Prison Trees

Looking (in winter at least) much like they have been turned upside down with their roots waving proudly in the sky, Boab trees are a beautiful, ancient symbol of the Kimberley outback. One such specimen, the Boab Prison Tree near Derby is 14m in diameter and believed to be around 1,500 years old.

Its narrow 1m by 2m doorway leads into a gloomy enclosure which speaks of sorrows untold. Capable of holding a number of prisoners, it was allegedly used by police during the 1800s as a lock-up for Aboriginal prisoners on their way to Derby for sentencing. Whether or not it was actually used as a prison tree is open to debate but it is certainly symbolic of some of the harsh treatment dealt out to the local indiginous people.

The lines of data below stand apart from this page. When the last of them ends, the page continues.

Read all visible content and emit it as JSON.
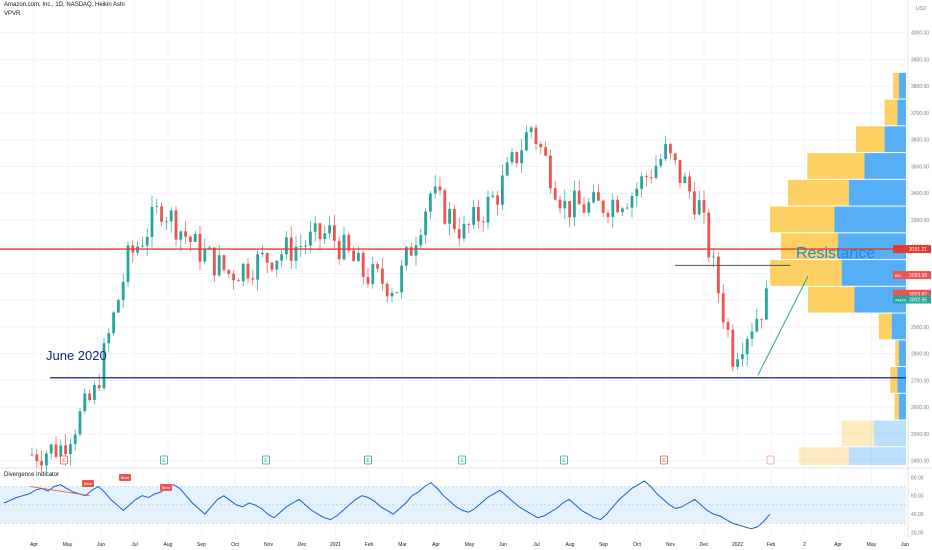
{
  "header": {
    "title": "Amazon.com, Inc., 1D, NASDAQ, Heikin Ashi",
    "indicator": "VPVR"
  },
  "oscillator": {
    "title": "Divergence Indicator"
  },
  "colors": {
    "up": "#26a69a",
    "down": "#ef5350",
    "resistance_line": "#e53935",
    "support_line": "#1a237e",
    "vp_up": "#42a5f5",
    "vp_down": "#fbc02d",
    "osc_line": "#1565c0",
    "osc_band": "#e3f2fd",
    "trend_line": "#26a69a"
  },
  "chart_data": [
    {
      "type": "candlestick",
      "title": "Amazon.com, Inc., 1D, NASDAQ, Heikin Ashi",
      "price_unit": "USD",
      "y_ticks": [
        "2400.00",
        "2500.00",
        "2600.00",
        "2700.00",
        "2800.00",
        "2900.00",
        "3000.00",
        "3100.00",
        "3200.00",
        "3300.00",
        "3400.00",
        "3500.00",
        "3600.00",
        "3700.00",
        "3800.00",
        "3900.00",
        "4000.00"
      ],
      "ylim": [
        2380,
        4100
      ],
      "x_ticks": [
        "Apr",
        "May",
        "Jun",
        "Jul",
        "Aug",
        "Sep",
        "Oct",
        "Nov",
        "Dec",
        "2021",
        "Feb",
        "Mar",
        "Apr",
        "May",
        "Jun",
        "Jul",
        "Aug",
        "Sep",
        "Oct",
        "Nov",
        "Dec",
        "2022",
        "Feb",
        "2",
        "Apr",
        "May",
        "Jun"
      ],
      "monthly_closes": [
        {
          "month": "2020-04",
          "value": 2420
        },
        {
          "month": "2020-05",
          "value": 2450
        },
        {
          "month": "2020-06",
          "value": 2650
        },
        {
          "month": "2020-07",
          "value": 3150
        },
        {
          "month": "2020-08",
          "value": 3350
        },
        {
          "month": "2020-09",
          "value": 3200
        },
        {
          "month": "2020-10",
          "value": 3100
        },
        {
          "month": "2020-11",
          "value": 3150
        },
        {
          "month": "2020-12",
          "value": 3200
        },
        {
          "month": "2021-01",
          "value": 3250
        },
        {
          "month": "2021-02",
          "value": 3100
        },
        {
          "month": "2021-03",
          "value": 3050
        },
        {
          "month": "2021-04",
          "value": 3400
        },
        {
          "month": "2021-05",
          "value": 3250
        },
        {
          "month": "2021-06",
          "value": 3400
        },
        {
          "month": "2021-07",
          "value": 3650
        },
        {
          "month": "2021-08",
          "value": 3350
        },
        {
          "month": "2021-09",
          "value": 3350
        },
        {
          "month": "2021-10",
          "value": 3400
        },
        {
          "month": "2021-11",
          "value": 3550
        },
        {
          "month": "2021-12",
          "value": 3350
        },
        {
          "month": "2022-01",
          "value": 2800
        },
        {
          "month": "2022-02",
          "value": 3000
        }
      ],
      "horizontal_lines": [
        {
          "name": "resistance",
          "value": 3191.21
        },
        {
          "name": "support",
          "value": 2710
        }
      ],
      "annotations": [
        "June 2020",
        "Resistance"
      ],
      "price_labels": [
        {
          "label": "3191.21"
        },
        {
          "prefix": "Bid",
          "label": "3093.98"
        },
        {
          "label": "3023.87"
        },
        {
          "prefix": "AMZN",
          "label": "3002.65"
        }
      ],
      "event_markers": [
        "E",
        "E",
        "E",
        "E",
        "E",
        "E",
        "E"
      ],
      "volume_profile": [
        {
          "price_from": 3750,
          "price_to": 3850,
          "up": 0.1,
          "down": 0.08
        },
        {
          "price_from": 3650,
          "price_to": 3750,
          "up": 0.12,
          "down": 0.18
        },
        {
          "price_from": 3550,
          "price_to": 3650,
          "up": 0.3,
          "down": 0.4
        },
        {
          "price_from": 3450,
          "price_to": 3550,
          "up": 0.58,
          "down": 0.8
        },
        {
          "price_from": 3350,
          "price_to": 3450,
          "up": 0.8,
          "down": 0.85
        },
        {
          "price_from": 3250,
          "price_to": 3350,
          "up": 1.0,
          "down": 0.9
        },
        {
          "price_from": 3150,
          "price_to": 3250,
          "up": 0.95,
          "down": 0.8
        },
        {
          "price_from": 3050,
          "price_to": 3150,
          "up": 0.9,
          "down": 1.0
        },
        {
          "price_from": 2950,
          "price_to": 3050,
          "up": 0.72,
          "down": 0.65
        },
        {
          "price_from": 2850,
          "price_to": 2950,
          "up": 0.2,
          "down": 0.18
        },
        {
          "price_from": 2750,
          "price_to": 2850,
          "up": 0.1,
          "down": 0.05
        },
        {
          "price_from": 2650,
          "price_to": 2750,
          "up": 0.12,
          "down": 0.1
        },
        {
          "price_from": 2550,
          "price_to": 2650,
          "up": 0.1,
          "down": 0.06
        },
        {
          "price_from": 2450,
          "price_to": 2550,
          "up": 0.45,
          "down": 0.45
        },
        {
          "price_from": 2380,
          "price_to": 2450,
          "up": 0.8,
          "down": 0.7
        }
      ]
    },
    {
      "type": "line",
      "title": "Divergence Indicator",
      "y_ticks": [
        "20.00",
        "40.00",
        "60.00",
        "80.00"
      ],
      "ylim": [
        15,
        88
      ],
      "band": [
        30,
        70
      ],
      "divergence_labels": [
        "Bear",
        "Bear",
        "Bear"
      ],
      "values": [
        52,
        55,
        58,
        60,
        62,
        66,
        68,
        65,
        70,
        72,
        68,
        64,
        62,
        60,
        66,
        70,
        64,
        56,
        50,
        44,
        50,
        56,
        60,
        58,
        62,
        64,
        70,
        72,
        68,
        60,
        52,
        46,
        40,
        48,
        56,
        60,
        55,
        50,
        48,
        52,
        50,
        46,
        40,
        36,
        42,
        48,
        52,
        56,
        50,
        44,
        40,
        36,
        34,
        38,
        44,
        50,
        56,
        60,
        58,
        54,
        48,
        44,
        40,
        46,
        52,
        60,
        64,
        70,
        74,
        68,
        60,
        54,
        48,
        44,
        42,
        46,
        52,
        58,
        62,
        66,
        60,
        54,
        48,
        44,
        40,
        36,
        38,
        42,
        46,
        52,
        56,
        50,
        44,
        40,
        36,
        34,
        40,
        48,
        56,
        62,
        68,
        72,
        76,
        70,
        62,
        56,
        50,
        46,
        48,
        52,
        56,
        50,
        44,
        40,
        38,
        34,
        30,
        28,
        26,
        24,
        26,
        32,
        40
      ]
    }
  ]
}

Not far from the Prison Tree is Myall’s Bore and Cattle Trough which was built in 1910 and later extended to a whopping 120 metres. It could handle up to 500 bullocks at one time. Just imagine the chaos, ruckus and bullock poo with 500 of them jockeying for a drink! The water apparently has a rich mineral content and was reputed to have therapeutic properties. That, gentle reader, sounds to us like another way of saying it is bore water which is probably so mineralised as to be undrinkable for humans, without lashings of red cordial. A bath-house once stood near the trough, intended we can only infer, for stockmen to make the transition from bush to bar at the end of a long ride, with minimal olfactory discomfort to the gentle ladies of Derby (and anyone with a sense of smell for that matter).

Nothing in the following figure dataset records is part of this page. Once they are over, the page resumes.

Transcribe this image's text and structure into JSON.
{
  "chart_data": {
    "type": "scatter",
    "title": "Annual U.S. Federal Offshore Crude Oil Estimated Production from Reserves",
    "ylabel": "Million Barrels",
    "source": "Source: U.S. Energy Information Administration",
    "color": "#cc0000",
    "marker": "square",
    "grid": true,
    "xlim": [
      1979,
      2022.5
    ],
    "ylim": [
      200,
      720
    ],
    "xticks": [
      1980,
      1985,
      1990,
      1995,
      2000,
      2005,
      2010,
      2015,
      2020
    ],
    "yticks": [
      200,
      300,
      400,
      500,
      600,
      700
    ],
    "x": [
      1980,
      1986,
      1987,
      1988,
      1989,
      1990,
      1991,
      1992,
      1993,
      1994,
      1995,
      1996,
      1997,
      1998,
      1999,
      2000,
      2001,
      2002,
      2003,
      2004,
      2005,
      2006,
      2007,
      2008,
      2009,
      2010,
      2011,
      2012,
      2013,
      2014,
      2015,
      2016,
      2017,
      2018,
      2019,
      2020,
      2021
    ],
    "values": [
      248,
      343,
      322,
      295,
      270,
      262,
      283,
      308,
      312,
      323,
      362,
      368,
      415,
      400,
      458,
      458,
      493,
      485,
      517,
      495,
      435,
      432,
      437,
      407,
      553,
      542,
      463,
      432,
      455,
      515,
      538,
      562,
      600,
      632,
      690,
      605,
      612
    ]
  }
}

Around the Kimberley there are also a multitude of World War II airstrips and bases and the Derby region once hosted a large military presence. It’s a little-known fact that during WWII, Derby was bombed by Japanese planes, as the air base and jetty were steadily being used by Australian forces. More recently, refugees are now housed at Royal Australian Air Force Base Curtin, which is located to the south of Derby.

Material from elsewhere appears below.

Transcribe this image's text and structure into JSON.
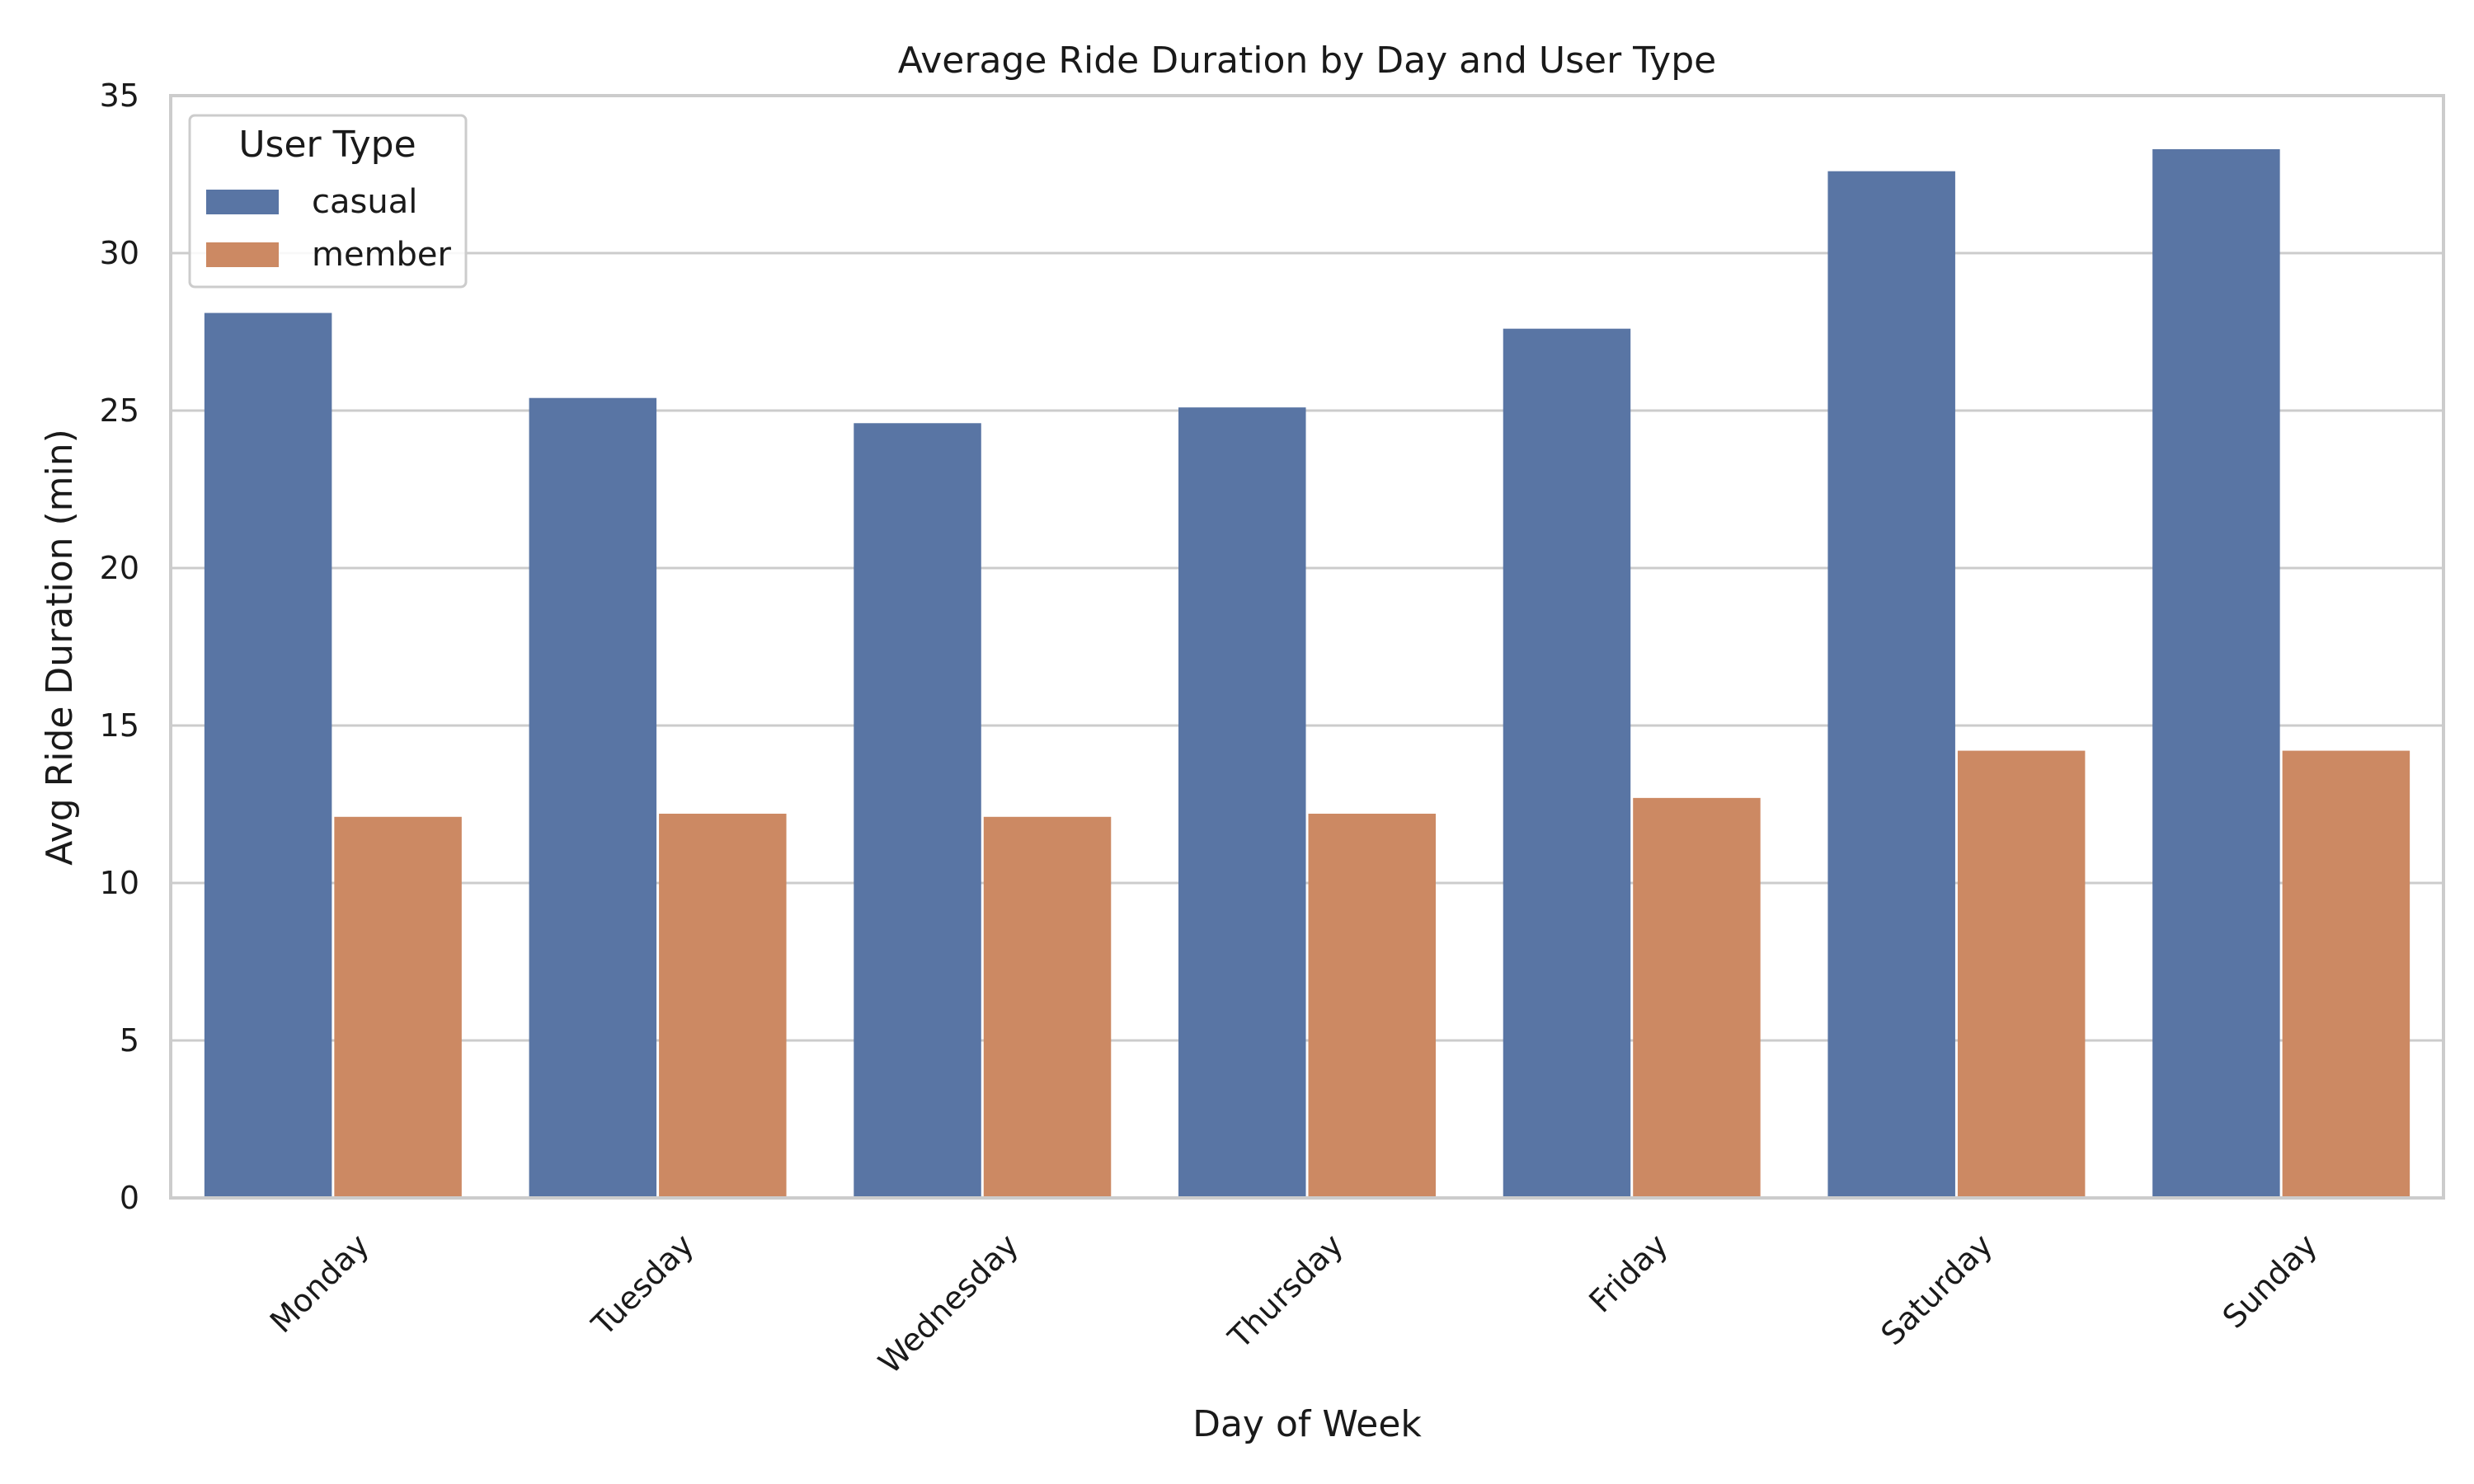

Should you ever find yourself on a quiz show, it may also be helpful to konw that Derby was famous in the 1920s as the terminus of the first scheduled aviation service in Australia. West Australian Airways Ltd began their service with a first flight on 5 December 1921 and at one time the Perth to Derby service was the world’s longest passenger airline route.

A sleepy, little-known but fascinating part of the world.